By Carl Horowitz/National Legal and Policy Center
It wasn’t the first incidence of union intimidation in Longview, Washington this year. And it may not be the last. For four hours on the afternoon of September 7, an estimated 400 members of International Longshore and Warehouse Union Local 4 (Vancouver, Wash.) and Local 21 (Longview) blocked a shipment by a mile-long railroad train just outside its destination, a terminal at Port of Longview, Washington, leased by the Portland, Ore.-based EGT Development. The train passed through only after some 50 armed police officers dispersed protestors, triggering a melee and a blockade by a smaller group of protestors. All told, the standoff and fracas resulted in 19 arrests. Then, during pre-dawn hours the next day, union members retaliated by vandalizing railroad cars and dumping their contents onto the ground. These weren’t your average Longshoremen. Or maybe they were.
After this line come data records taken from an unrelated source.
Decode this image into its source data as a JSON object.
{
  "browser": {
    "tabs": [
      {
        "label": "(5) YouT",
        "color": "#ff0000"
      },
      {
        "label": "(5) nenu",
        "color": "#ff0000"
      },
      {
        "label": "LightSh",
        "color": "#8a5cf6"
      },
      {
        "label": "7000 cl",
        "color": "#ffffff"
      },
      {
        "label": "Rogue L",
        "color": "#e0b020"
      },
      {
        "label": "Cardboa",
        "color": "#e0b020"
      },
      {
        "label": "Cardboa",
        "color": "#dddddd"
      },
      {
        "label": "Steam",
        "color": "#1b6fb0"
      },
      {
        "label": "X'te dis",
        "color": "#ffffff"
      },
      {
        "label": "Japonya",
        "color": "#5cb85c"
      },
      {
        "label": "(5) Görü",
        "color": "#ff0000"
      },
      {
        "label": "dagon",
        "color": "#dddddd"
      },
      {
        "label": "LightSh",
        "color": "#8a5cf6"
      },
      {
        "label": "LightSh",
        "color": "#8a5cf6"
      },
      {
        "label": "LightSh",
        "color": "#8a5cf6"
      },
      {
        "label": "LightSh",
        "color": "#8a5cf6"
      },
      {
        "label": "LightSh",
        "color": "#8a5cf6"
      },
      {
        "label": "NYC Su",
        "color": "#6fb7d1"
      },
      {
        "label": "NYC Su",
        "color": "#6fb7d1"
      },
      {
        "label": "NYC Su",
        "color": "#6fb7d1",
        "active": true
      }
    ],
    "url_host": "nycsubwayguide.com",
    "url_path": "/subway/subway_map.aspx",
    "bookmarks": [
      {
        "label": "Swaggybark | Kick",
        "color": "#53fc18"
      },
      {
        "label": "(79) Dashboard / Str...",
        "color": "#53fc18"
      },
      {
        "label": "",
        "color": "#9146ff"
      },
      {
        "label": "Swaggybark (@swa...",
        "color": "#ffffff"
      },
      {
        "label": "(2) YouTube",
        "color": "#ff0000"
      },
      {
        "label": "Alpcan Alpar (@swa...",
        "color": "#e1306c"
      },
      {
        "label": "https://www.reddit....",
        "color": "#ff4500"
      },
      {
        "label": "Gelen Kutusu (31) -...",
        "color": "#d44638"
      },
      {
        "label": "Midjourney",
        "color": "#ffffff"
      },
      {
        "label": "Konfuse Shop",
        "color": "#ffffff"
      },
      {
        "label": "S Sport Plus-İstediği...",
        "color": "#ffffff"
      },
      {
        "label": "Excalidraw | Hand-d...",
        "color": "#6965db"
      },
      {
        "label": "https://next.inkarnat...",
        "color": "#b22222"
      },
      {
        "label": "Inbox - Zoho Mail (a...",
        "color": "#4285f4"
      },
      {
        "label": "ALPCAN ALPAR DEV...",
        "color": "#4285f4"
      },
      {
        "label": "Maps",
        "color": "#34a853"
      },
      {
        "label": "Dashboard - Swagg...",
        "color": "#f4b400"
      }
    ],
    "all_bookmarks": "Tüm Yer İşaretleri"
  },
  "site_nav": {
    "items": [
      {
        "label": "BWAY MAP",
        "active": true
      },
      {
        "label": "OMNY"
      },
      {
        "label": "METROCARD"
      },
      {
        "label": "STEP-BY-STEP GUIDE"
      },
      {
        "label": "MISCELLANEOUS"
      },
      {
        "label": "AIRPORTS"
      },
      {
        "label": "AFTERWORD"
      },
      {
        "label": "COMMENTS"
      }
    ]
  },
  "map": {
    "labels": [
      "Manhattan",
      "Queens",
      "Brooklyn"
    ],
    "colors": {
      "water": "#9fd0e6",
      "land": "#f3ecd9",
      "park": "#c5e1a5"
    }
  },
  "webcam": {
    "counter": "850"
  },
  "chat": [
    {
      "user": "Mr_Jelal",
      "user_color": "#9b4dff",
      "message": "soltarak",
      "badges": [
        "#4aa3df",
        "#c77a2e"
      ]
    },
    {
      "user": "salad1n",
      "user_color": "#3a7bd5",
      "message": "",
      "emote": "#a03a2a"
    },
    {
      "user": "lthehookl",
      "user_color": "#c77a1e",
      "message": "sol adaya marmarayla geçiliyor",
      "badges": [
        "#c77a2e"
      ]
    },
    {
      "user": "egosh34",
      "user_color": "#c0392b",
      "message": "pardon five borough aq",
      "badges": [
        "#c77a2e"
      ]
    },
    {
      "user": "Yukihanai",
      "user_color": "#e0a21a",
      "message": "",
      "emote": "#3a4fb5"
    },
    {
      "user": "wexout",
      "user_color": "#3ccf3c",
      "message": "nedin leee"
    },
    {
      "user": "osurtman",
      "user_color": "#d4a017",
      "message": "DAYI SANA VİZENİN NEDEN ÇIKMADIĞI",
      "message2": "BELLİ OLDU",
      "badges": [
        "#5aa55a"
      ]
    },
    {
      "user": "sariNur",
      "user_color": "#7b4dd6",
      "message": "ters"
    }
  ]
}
The International Longshore and Warehouse Union (ILWU) is a San Francisco-based labor organization founded in 1937 representing dockworkers and auxiliary employees at various West Coast ports. It is entirely separate from the International Longshoremen Association (ILA), which represents workers at ports along the East Coast, the Gulf of Mexico and the Great Lakes. But the ILWU does share one key trait with its ILA brethren: a penchant for imposing force on employers or employees who don’t do the union’s bidding. Rather than farm out its dirty work to the Mafia, however, which the ILA did routinely for decades until being thwarted by federal prosecutors during the last decade, the ILWU is the kind of union that prefers to take direct action. EGT is finding out just how direct.